К несомненным удачам книги И. Тойбина можно отнести одну из самых обстоятельных в пушкиноведении интерпретаций поэмы «Медный всадник». В своем исследовании автор стремится к почти невозможному – прокомментировать каждую строфу, строку, и монографический анализ несомненно резче, чем раньше, обнажает философско-исторический подтекст произведения, многие его смысловые соотнесенности (особенно удачно развернутое сопоставление вступления и «повести», в частности, как воплощенной красоты и боли).

Предложенную автором интерпретацию «Медного всадника» можно назвать историософской. Основной конфликт поэмы определяется следующим образом: «Пушкин обнажил трагедийность современной ему истории, столкнув живое человеческое «я» со сверхличной идеей исторического движения, воплощенной в бронзе» (стр. 165), За общей формулировкой стоят по крайней мере три существенных момента анализа: поэма максимально локализована в эпохе своего создания; конфликт между Евгением и Петром предстает не в плане столкновения личности и государственности, а шире – между человеком и ходом истории; наконец, своеобразный, но требующий дополнительных уточнений акцент связан с осмыслением образа Евгения.

Не расставаясь с традиционным определением Евгения как «маленького человека», исследователь тем не менее видит в нем скрытые черты «высокого героя»: эгоцентризму противостоят по-своему «самоотречение и любовь», житейской заурядности – приметы «духовного рыцарства», смирению («Картуз изношенный сымал…») – «высшая отрешенность и скитальчество», а в бунте Евгения отмечены «смутные черты пророка» («Одежда ветхая на нем…»). Сомнение вызывают не столько отдельные наблюдения, резко оттеняющие известную односторонность принятых в науке оценок, сколько само «возвышение» Евгения. Ведь через всю поэму проходит настойчивый мотив призрачности, невесомости его бытия: мечта, сон, безумие – вот основные состояния героя, который оказывается постоянно на грани нереального («ни то ни се…»). На пути героизации Евгения остается по-прежнему и его внутренний монолог в начале поэмы, и строки об исходе бунта («И с той поры…»).

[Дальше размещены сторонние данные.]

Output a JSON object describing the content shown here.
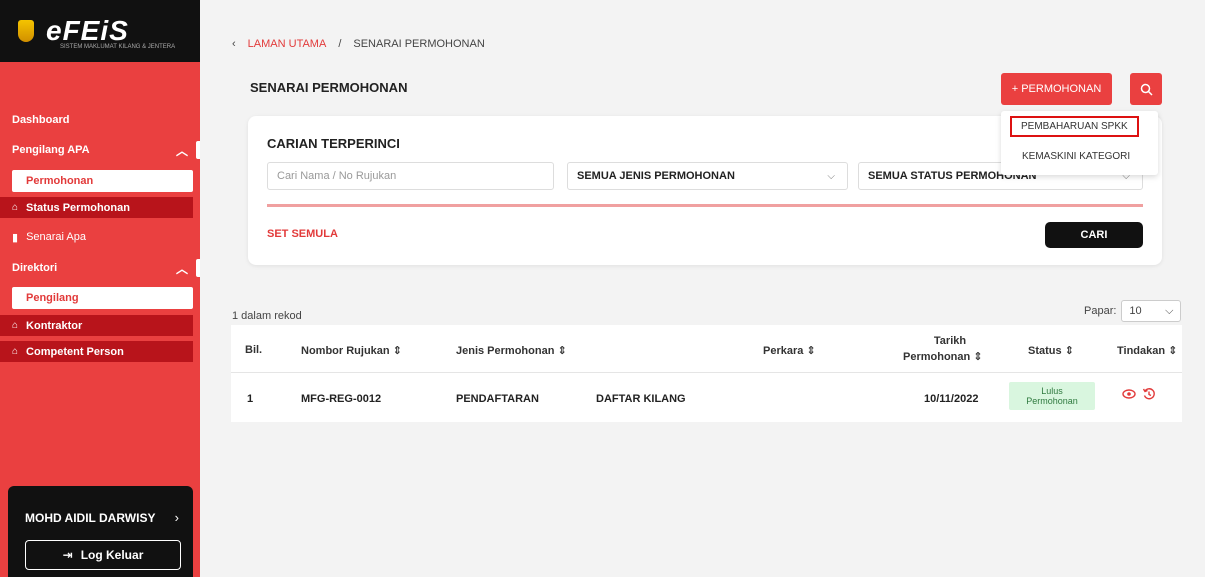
{
  "sidebar": {
    "brand": "eFEiS",
    "tagline": "SISTEM MAKLUMAT KILANG & JENTERA",
    "dashboard": "Dashboard",
    "group1": "Pengilang APA",
    "group1_sub": "Permohonan",
    "group1_item": "Status Permohonan",
    "plain_item": "Senarai Apa",
    "group2": "Direktori",
    "group2_sub": "Pengilang",
    "item_kontraktor": "Kontraktor",
    "item_competent": "Competent Person",
    "user_name": "MOHD AIDIL DARWISY",
    "logout": "Log Keluar"
  },
  "breadcrumb": {
    "home": "LAMAN UTAMA",
    "sep": "/",
    "current": "SENARAI PERMOHONAN"
  },
  "page_title": "SENARAI PERMOHONAN",
  "toolbar": {
    "new_label": "+ PERMOHONAN"
  },
  "dropdown": {
    "item1": "PEMBAHARUAN SPKK",
    "item2": "KEMASKINI KATEGORI"
  },
  "search": {
    "title": "CARIAN TERPERINCI",
    "placeholder": "Cari Nama / No Rujukan",
    "type_select": "SEMUA JENIS PERMOHONAN",
    "status_select": "SEMUA STATUS PERMOHONAN",
    "reset": "SET SEMULA",
    "find": "CARI"
  },
  "records": {
    "count_text": "1 dalam rekod",
    "show_label": "Papar:",
    "show_value": "10"
  },
  "table": {
    "headers": {
      "bil": "Bil.",
      "rujukan": "Nombor Rujukan ⇕",
      "jenis": "Jenis Permohonan ⇕",
      "perkara": "Perkara ⇕",
      "tarikh1": "Tarikh",
      "tarikh2": "Permohonan ⇕",
      "status": "Status ⇕",
      "tindakan": "Tindakan ⇕"
    },
    "rows": [
      {
        "bil": "1",
        "rujukan": "MFG-REG-0012",
        "jenis": "PENDAFTARAN",
        "perkara": "DAFTAR KILANG",
        "tarikh": "10/11/2022",
        "status1": "Lulus",
        "status2": "Permohonan"
      }
    ]
  },
  "colors": {
    "primary": "#ea4040",
    "dark": "#111111",
    "active": "#b8141b",
    "success_bg": "#d9f6df"
  }
}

Обращаясь к изучению «Капитанской дочки», автор следует настойчивой тенденции последних исследований – раскрыть сложность и глубину, которые таит в себе внешняя простота этого исторического повествования. Так, в «Капитанской дочке» находят черты социальной утопии или трансформированные закономерности волшебной сказки. Традиции исторической романистики и «семейной хроники» не объясняют всей необычности произведения.

Историзм Пушкина и рассматривается, прежде всего, в наиболее спорном плане изучения идейно-художественного своеобразия «Капитанской дочки». Исследователю удается показать, что «История Пугачева» и «Капитанская дочка», при всей смежности, находятся не только в разных плоскостях, но и воплощают разные концепции. Парадокс, на который отчасти указывала М. Цветаева (размышления о двух Пугачевых), принимает значение взвешенного вывода.

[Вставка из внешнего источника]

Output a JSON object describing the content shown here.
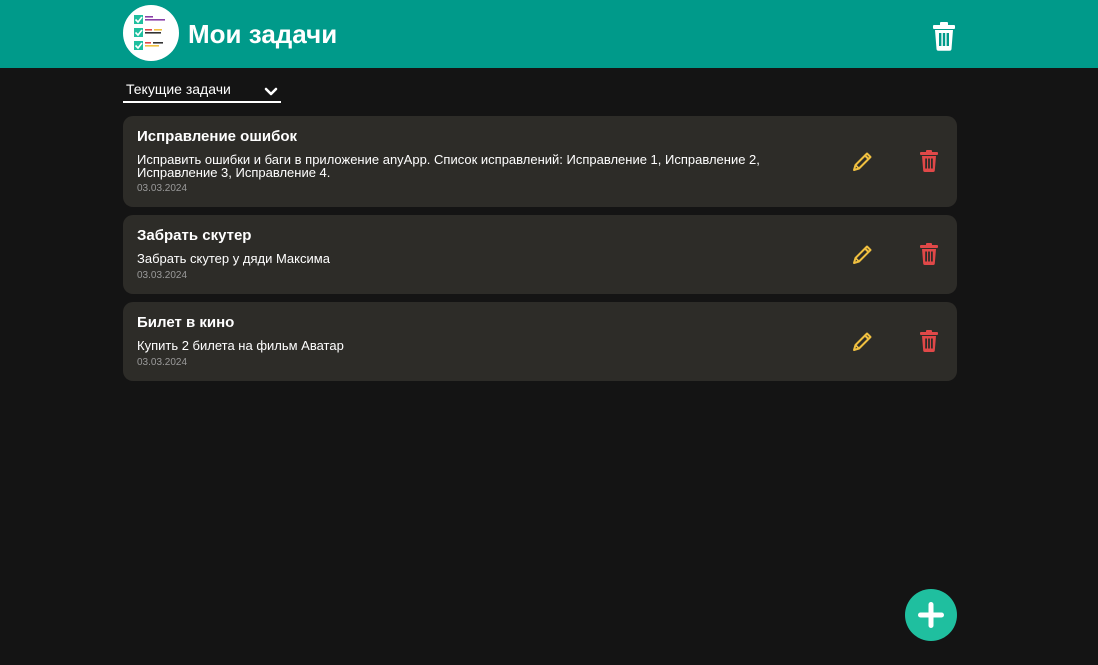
{
  "header": {
    "title": "Мои задачи"
  },
  "filter": {
    "selected": "Текущие задачи"
  },
  "tasks": [
    {
      "title": "Исправление ошибок",
      "description": "Исправить ошибки и баги в приложение anyApp. Список исправлений: Исправление 1, Исправление 2, Исправление 3, Исправление 4.",
      "date": "03.03.2024"
    },
    {
      "title": "Забрать скутер",
      "description": "Забрать скутер у дяди Максима",
      "date": "03.03.2024"
    },
    {
      "title": "Билет в кино",
      "description": "Купить 2 билета на фильм Аватар",
      "date": "03.03.2024"
    }
  ],
  "icons": {
    "logo": "checklist-logo-icon",
    "clear_all": "trash-icon",
    "filter_toggle": "chevron-down-icon",
    "edit": "pencil-icon",
    "delete": "trash-icon",
    "add": "plus-icon"
  },
  "colors": {
    "header_bg": "#009a8a",
    "page_bg": "#141414",
    "card_bg": "#2d2c28",
    "edit_icon": "#f0c040",
    "delete_icon": "#e04848",
    "fab_bg": "#1fbf9f"
  }
}
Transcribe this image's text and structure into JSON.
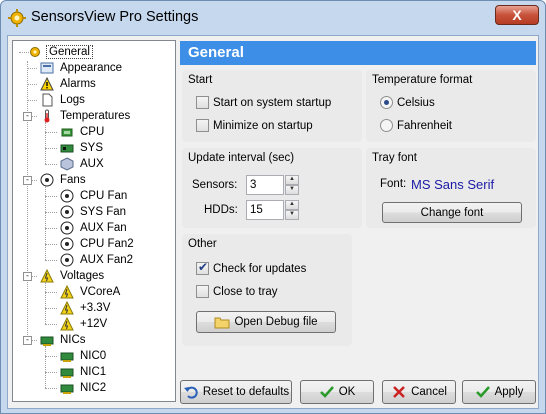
{
  "window": {
    "title": "SensorsView Pro Settings",
    "close_label": "X"
  },
  "tree": {
    "items": [
      {
        "label": "General",
        "icon": "gear-icon"
      },
      {
        "label": "Appearance",
        "icon": "appearance-icon"
      },
      {
        "label": "Alarms",
        "icon": "warning-icon"
      },
      {
        "label": "Logs",
        "icon": "document-icon"
      },
      {
        "label": "Temperatures",
        "icon": "thermometer-icon"
      },
      {
        "label": "CPU",
        "icon": "cpu-icon"
      },
      {
        "label": "SYS",
        "icon": "board-icon"
      },
      {
        "label": "AUX",
        "icon": "cube-icon"
      },
      {
        "label": "Fans",
        "icon": "fan-icon"
      },
      {
        "label": "CPU Fan",
        "icon": "fan-icon"
      },
      {
        "label": "SYS Fan",
        "icon": "fan-icon"
      },
      {
        "label": "AUX Fan",
        "icon": "fan-icon"
      },
      {
        "label": "CPU Fan2",
        "icon": "fan-icon"
      },
      {
        "label": "AUX Fan2",
        "icon": "fan-icon"
      },
      {
        "label": "Voltages",
        "icon": "voltage-icon"
      },
      {
        "label": "VCoreA",
        "icon": "voltage-icon"
      },
      {
        "label": "+3.3V",
        "icon": "voltage-icon"
      },
      {
        "label": "+12V",
        "icon": "voltage-icon"
      },
      {
        "label": "NICs",
        "icon": "nic-icon"
      },
      {
        "label": "NIC0",
        "icon": "nic-icon"
      },
      {
        "label": "NIC1",
        "icon": "nic-icon"
      },
      {
        "label": "NIC2",
        "icon": "nic-icon"
      }
    ]
  },
  "header": {
    "title": "General"
  },
  "start": {
    "title": "Start",
    "startup_label": "Start on system startup",
    "startup_checked": false,
    "minimize_label": "Minimize on startup",
    "minimize_checked": false
  },
  "temperature_format": {
    "title": "Temperature format",
    "celsius_label": "Celsius",
    "fahrenheit_label": "Fahrenheit",
    "selected": "Celsius"
  },
  "update_interval": {
    "title": "Update interval (sec)",
    "sensors_label": "Sensors:",
    "sensors_value": "3",
    "hdds_label": "HDDs:",
    "hdds_value": "15"
  },
  "tray_font": {
    "title": "Tray font",
    "font_label": "Font:",
    "font_value": "MS Sans Serif",
    "change_label": "Change font"
  },
  "other": {
    "title": "Other",
    "updates_label": "Check for updates",
    "updates_checked": true,
    "close_tray_label": "Close to tray",
    "close_tray_checked": false,
    "debug_label": "Open Debug file"
  },
  "footer": {
    "reset_label": "Reset to defaults",
    "ok_label": "OK",
    "cancel_label": "Cancel",
    "apply_label": "Apply"
  },
  "colors": {
    "header_bg": "#3d8ee6",
    "accent_green": "#2a9a2a",
    "cancel_red": "#cc2222"
  }
}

В структуре «Капитанской дочки» выделены два основных слоя: историко-хроникальный и фабульный слой художественного вымысла. Известное преимущество подобного подхода перед другими состоит в том, что независимо от интенсивного поиска «магического кристалла», преобразующего по-своему исторические события, но упускается из виду и план реальной летописной истории, более того, оба повествовательных слоя выступают в тесной идейной взаимосвязи.

Анализ И. Тойбина затрагивает (часто попутно) целый ряд «классических» вопросов, связанных с «Капитанской дочкой», от жанрового своеобразия (повесть или роман) до природы пушкинского лаконизма, но особая трудность возникает там, где автор стремится проникнуть в логику художественного вымысла. Здесь исследование содержит немало ценных, принципиальных наблюдений, они поясняют друг друга, однако на сей раз лишены объединяющей идеи. В самом деле, в чем смысл сцепления «Странных случаев» или принципа «исключения из общего правила»? Что означает для Пушкина правда истории «в ее скрытых возможностях»? На эти вопросы ответа автор не дает.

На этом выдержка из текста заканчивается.